Ia tidak menampik bahwa MK memang berbeda dari lembaga yudikatif konvensional seperti MA. Ia menjelaskan bahwa sejak awal, MK didesain secara terpisah karena memiliki peran yang bersentuhan langsung dengan persoalan ketatanegaraan, bukan sekadar persoalan hukum antar-individu.


“Kalau kita komparasi misalnya dengan MA sebagai salah satu pemegang kekuasaan kehakiman, memang sengaja mendesain lembaga baru pemegang kekuasaan kehakiman yang namanya Mahkamah Konstitusi, itu dipisah dari MA,” jelas Saldi.


Salah satu fungsi sentral MK yang ia soroti adalah melakukan pengujian undang-undang terhadap konstitusi. Saldi mengakui bahwa di banyak negara, termasuk Indonesia, MK tak lagi hanya menyatakan suatu pasal bertentangan atau tidak bertentangan dengan UUD 1945. 


Menurutnya, jika MK terlalu kaku dalam menyatakan suatu norma inkonstitusional secara mutlak, maka praktik kenegaraan bisa terhenti seketika.


“Dalam perkembangan di mana pun di dunia tidak ada lagi MK yang mengatakan yes or not... karena sewaktu-waktu bersikukuh dengan posisi ini batal atau bertentangan dengan konstitusi secara ketat itu banyak praktek ketatanegaraan yang bisa me-rem (berhenti) mendadak,” kata Saldi.
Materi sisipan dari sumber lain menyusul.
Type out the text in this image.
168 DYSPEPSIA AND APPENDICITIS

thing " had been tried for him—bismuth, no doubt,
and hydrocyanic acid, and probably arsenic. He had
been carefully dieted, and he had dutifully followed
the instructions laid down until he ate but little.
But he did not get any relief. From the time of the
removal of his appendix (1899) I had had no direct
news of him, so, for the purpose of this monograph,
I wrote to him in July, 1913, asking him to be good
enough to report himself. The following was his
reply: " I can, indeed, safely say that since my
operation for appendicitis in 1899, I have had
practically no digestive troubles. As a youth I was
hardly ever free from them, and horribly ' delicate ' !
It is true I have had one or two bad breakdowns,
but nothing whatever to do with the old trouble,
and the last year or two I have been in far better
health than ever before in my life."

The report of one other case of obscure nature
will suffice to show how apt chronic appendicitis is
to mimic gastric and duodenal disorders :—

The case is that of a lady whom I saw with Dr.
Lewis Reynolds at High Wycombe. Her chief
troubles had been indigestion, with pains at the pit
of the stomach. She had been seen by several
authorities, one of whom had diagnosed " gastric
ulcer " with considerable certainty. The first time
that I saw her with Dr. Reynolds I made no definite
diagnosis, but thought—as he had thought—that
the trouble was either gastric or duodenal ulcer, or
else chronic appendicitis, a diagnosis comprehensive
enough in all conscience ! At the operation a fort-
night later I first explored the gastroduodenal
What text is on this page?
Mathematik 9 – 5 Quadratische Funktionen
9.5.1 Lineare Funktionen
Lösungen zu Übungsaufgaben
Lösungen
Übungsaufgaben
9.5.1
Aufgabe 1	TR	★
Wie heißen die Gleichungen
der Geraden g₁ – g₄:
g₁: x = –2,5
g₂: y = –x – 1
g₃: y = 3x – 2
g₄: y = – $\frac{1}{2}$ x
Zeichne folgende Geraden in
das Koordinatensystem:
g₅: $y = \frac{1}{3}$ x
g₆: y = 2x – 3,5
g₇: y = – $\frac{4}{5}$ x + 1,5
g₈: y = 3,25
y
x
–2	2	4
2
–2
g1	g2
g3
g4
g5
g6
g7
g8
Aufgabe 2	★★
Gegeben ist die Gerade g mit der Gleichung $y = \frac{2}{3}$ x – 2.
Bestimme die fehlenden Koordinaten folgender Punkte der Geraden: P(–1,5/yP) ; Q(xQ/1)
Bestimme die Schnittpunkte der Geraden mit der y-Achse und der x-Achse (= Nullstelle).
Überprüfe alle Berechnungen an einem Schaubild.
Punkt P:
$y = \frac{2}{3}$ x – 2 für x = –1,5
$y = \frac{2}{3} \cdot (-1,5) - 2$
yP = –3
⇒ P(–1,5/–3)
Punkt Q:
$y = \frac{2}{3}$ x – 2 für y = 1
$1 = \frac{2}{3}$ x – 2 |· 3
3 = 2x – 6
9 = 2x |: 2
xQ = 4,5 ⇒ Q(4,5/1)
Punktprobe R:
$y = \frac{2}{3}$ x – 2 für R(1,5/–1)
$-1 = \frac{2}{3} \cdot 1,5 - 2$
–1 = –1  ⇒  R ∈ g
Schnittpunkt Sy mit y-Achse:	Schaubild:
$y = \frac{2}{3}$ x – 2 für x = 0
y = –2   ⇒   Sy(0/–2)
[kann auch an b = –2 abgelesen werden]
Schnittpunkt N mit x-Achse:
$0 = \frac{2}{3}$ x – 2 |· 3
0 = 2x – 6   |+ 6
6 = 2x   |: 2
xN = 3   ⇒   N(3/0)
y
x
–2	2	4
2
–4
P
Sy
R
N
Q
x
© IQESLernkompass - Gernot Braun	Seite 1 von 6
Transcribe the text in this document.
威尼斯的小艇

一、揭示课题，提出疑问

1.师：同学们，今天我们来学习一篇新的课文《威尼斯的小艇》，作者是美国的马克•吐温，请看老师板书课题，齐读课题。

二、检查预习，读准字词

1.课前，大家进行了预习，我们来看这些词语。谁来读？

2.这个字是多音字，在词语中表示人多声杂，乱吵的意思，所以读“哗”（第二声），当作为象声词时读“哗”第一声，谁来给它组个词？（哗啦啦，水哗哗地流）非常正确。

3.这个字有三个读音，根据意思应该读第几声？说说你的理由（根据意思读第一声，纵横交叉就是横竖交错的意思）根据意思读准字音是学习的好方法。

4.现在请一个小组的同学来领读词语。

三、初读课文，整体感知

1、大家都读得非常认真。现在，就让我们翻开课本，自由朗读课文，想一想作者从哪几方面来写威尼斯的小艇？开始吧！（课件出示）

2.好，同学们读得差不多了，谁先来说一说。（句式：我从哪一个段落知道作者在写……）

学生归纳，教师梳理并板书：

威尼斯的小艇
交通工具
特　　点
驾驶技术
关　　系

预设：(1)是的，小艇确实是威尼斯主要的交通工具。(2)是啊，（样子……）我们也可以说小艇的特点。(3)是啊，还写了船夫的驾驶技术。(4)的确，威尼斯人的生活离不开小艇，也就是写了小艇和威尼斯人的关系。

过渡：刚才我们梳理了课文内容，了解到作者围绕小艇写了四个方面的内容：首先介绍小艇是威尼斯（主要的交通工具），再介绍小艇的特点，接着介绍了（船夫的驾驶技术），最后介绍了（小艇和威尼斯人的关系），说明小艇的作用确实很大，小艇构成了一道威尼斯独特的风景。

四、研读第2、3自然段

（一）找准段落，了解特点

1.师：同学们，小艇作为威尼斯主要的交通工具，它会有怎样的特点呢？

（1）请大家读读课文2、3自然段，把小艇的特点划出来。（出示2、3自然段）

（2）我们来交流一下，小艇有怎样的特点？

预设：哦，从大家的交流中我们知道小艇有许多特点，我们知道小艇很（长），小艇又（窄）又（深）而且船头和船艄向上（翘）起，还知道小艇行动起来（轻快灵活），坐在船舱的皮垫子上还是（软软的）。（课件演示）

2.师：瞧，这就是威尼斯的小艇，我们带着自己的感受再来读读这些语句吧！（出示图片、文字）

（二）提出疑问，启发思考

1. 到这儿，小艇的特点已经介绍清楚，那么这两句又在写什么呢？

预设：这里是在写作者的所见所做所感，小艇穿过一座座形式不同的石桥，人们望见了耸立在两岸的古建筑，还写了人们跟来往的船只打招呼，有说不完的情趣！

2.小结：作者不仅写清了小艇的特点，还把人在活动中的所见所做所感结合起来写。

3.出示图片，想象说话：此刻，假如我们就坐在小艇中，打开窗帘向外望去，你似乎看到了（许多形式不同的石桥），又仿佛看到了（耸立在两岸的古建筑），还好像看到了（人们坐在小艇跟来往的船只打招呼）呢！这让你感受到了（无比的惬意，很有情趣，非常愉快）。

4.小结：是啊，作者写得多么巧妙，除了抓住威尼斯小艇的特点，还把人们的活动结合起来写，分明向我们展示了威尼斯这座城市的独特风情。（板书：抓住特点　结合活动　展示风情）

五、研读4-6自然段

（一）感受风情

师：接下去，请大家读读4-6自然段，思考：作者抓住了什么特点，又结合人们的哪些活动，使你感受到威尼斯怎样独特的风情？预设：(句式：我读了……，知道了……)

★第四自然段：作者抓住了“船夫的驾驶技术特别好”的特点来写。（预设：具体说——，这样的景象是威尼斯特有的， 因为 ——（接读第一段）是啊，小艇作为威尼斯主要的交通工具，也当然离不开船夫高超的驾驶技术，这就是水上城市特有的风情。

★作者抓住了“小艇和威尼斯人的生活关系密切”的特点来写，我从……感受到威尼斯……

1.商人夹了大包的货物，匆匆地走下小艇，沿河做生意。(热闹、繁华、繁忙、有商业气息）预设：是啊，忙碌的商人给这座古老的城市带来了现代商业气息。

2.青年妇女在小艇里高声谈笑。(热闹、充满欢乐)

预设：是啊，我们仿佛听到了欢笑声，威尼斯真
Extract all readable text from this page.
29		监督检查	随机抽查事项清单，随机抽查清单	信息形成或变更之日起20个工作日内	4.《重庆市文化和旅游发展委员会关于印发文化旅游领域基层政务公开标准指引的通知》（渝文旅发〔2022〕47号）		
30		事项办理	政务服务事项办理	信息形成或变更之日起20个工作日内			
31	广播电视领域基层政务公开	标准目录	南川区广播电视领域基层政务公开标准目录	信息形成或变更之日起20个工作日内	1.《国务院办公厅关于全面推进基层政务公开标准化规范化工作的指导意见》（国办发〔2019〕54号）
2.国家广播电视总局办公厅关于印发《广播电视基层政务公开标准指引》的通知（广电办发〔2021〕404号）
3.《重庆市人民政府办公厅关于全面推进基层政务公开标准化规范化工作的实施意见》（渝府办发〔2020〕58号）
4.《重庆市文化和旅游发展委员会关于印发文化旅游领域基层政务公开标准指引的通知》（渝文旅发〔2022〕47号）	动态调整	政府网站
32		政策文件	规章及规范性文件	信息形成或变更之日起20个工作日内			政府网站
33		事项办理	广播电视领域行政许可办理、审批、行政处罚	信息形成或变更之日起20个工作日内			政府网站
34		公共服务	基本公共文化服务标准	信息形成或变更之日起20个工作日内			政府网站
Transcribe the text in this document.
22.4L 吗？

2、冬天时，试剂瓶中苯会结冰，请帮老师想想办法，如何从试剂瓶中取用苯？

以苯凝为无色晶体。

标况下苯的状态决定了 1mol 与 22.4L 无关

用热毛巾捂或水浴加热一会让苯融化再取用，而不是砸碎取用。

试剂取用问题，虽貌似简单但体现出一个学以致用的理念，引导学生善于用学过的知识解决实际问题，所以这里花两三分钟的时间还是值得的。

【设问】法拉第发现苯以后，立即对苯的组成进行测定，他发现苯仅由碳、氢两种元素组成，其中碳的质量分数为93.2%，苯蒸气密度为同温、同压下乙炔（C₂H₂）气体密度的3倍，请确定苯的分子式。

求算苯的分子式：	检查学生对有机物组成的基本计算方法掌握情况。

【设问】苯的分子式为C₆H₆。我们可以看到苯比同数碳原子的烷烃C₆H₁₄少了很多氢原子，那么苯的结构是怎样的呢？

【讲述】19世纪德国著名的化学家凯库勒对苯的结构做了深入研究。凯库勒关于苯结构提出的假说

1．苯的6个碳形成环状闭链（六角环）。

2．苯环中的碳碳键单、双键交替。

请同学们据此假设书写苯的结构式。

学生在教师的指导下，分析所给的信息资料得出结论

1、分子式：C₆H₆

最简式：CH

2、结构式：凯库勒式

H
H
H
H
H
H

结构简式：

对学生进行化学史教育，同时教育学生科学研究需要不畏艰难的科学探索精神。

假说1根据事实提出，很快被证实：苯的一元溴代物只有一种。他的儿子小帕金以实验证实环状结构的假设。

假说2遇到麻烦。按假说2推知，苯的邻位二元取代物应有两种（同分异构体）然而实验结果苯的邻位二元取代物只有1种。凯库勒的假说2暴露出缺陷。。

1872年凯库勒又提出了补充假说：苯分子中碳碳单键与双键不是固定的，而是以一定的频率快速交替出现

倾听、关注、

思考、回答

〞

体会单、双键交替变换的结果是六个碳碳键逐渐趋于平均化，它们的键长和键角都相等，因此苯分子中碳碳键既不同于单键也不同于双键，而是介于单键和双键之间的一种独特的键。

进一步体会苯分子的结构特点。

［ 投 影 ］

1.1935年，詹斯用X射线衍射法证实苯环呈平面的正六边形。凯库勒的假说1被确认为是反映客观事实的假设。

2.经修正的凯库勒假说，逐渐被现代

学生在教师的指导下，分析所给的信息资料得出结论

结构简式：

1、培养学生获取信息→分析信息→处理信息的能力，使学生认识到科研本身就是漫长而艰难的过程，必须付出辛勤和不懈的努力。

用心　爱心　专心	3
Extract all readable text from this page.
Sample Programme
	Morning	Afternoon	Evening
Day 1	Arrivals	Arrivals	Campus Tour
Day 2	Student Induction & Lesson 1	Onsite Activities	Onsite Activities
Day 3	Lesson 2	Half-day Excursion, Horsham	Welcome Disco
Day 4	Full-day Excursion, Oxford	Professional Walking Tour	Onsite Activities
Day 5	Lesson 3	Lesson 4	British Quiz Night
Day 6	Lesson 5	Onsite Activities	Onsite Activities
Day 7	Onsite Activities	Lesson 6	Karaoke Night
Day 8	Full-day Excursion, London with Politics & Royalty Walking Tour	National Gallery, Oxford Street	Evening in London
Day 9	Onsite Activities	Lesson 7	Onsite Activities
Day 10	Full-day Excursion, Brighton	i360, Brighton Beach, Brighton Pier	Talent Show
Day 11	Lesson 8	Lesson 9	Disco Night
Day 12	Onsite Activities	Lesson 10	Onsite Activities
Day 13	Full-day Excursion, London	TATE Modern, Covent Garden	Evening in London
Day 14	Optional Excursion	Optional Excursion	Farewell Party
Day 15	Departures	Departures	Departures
Atas dasar itu, katanya, MK kini lebih banyak menggunakan tafsir bersyarat seperti konstitusional bersyarat atau inkonstitusional bersyarat ketimbang membatalkan total. Pendekatan ini, menurutnya, bukan buatan MK sendiri, melainkan bentuk adaptasi terhadap dinamika ketatanegaraan global.


“Jadi ini perlu dijelaskan, bukan buatan MK, tapi ini cara MK beradaptasi dengan perkembangan ketatanegaraan,” tegasnya.


Ia juga menambahkan bahwa keputusan yang sepenuhnya membatalkan norma hukum sangat jarang dilakukan, karena dikhawatirkan menimbulkan kekosongan hukum yang bisa mengganggu jalannya negara.


“Begitu dia dinyatakan inkonstitusional dan berhenti mendadak, maka akan ada celah kekosongan hukum,” pungkasnya.